Schätzwert erleichtert Insulin-Dosierung vor dem Sport

IDE-Wert (Insulin Dose Equivalent of Exercise) gibt an, wieviel glykämiewirksames Insulin durch definierte Muskelarbeit ersetzt werden kann

BERLIN (grue). Ein Diabetesinstitut in Karlsburg hat einen belastungsabhängigen Schätzwert ermittelt, mit dem Typ-1-Diabetiker ihren Insulinbedarf vor körperlicher Aktivität berechnen können. Dadurch lassen sich Über- und Unterzuckerungen vermeiden.

Der IDE-Wert (Insulin Dose Equivalent of Exercise) gibt an, wieviel glykämiewirksames Insulin durch definierte Muskelarbeit ersetzt werden kann. Um das abzuschätzen, hat Professor Uwe Fischer vom Institut für Diabetes "Gerhard Katsch" bei 14 erwachsenen männlichen Typ-1-Diabetikern den Blutglukoseverlauf vor und während körperlicher Aktivität gemessen. Die Probanden spritzten vor der Untersuchung Normalinsulin und setzten sich dann für 45 Minuten auf ein Fahrradergometer.

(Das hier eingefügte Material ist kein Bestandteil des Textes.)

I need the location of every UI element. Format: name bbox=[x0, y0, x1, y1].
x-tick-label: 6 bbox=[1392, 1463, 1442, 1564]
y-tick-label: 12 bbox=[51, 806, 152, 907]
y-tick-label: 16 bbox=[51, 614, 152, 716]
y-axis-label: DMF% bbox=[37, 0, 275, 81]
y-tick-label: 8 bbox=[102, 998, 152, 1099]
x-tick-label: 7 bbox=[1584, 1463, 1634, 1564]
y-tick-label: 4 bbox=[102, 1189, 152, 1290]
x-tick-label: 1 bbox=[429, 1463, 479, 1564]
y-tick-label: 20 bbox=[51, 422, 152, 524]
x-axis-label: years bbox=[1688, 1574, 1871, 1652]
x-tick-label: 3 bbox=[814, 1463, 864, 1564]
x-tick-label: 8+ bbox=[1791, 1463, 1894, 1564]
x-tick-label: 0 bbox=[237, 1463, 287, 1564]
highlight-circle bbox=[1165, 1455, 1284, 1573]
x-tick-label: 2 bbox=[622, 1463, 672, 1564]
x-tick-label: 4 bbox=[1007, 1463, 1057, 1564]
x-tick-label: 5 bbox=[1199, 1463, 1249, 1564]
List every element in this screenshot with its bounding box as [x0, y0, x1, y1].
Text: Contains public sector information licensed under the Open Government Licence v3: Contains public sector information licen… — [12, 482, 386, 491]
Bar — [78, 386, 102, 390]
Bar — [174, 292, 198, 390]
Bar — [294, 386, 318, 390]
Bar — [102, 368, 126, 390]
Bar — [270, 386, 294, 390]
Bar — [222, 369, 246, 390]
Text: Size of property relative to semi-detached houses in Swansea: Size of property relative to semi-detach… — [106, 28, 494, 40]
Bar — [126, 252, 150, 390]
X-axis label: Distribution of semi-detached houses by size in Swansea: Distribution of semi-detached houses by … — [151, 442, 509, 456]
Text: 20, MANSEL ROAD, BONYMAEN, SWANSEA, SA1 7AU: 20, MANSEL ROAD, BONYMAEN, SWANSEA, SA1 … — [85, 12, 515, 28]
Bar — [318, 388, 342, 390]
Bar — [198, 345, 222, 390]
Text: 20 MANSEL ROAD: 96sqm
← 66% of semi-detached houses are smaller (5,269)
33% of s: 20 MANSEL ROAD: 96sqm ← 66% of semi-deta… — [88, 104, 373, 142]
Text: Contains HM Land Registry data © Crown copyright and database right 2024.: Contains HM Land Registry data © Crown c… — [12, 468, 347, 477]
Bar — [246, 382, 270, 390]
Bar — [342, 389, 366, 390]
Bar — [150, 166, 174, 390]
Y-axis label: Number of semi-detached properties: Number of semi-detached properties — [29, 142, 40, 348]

Die IDE-Werte korrelierten eng mit dem Anstieg der Herzfrequenz und waren somit abhängig vom individuellen Trainingszustand des Patienten, berichtete Fischer auf einer Veranstaltung des Unternehmens LifeScan in Berlin. In einem durch Regressionsanalyse erstellten Nomogramm läßt sich für Herzfrequenzen von 90 bis 150 Schlägen pro Minute der jeweilige Äquivalenz-Wert ablesen. Um diese Menge kann die Normalinsulindosis vor einer definierten Belastung vermindert werden, ohne daß Hypo- oder Hyperglykämien auftreten.

Um das Verfahren praktikabel zu machen, wertete der Wissenschaftler Herzfrequenzprofile und Aktivitätsprotokolle von weiteren 64 Typ-1-Diabetikern aus. So erhielt er Standard-IDE-Werte für übliche Freizeitaktivitäten von durchschnittlich trainierten Typ-1-Diabetikern.

Demnach können für mäßig anstrengende Tätigkeiten wie Wandern pro Stunde 0,8 IE vom Insulinbedarf abgezogen werden, für etwas anstrengendere Hobbys wie Reiten sind es 1,55 IE und für intensives Radfahren und Joggen 2,09 IE. Für über- und unterdurchschnittlich trainierte Patienten gelten niedrigere oder höhere Schätzwerte.

"Diese Angaben sind als Richtschnur für die Insulindosierung vor geplanter körperlicher Anstrengung anzusehen", so Fischer. Bei Dauerbelastung müsse aber auch das Basalinsulin in die Dosisberechnung einbezogen werden.

Ansonsten läßt die geschätzte Normalinsulindosis einen gewissen Spielraum: Kleine "Sport-Imbisse" sind bei bedarfsgerechter Versorgung mit Basalinsulin erlaubt. Fischer empfahl, die IDE-Werte für belastungsabhängige Insulindosierungs-Empfehlungen zu verwenden. Sie könnten zum Beispiel in ein Sport-Schulungsprogramm für Typ-1-Diabetiker aufgenommen werden.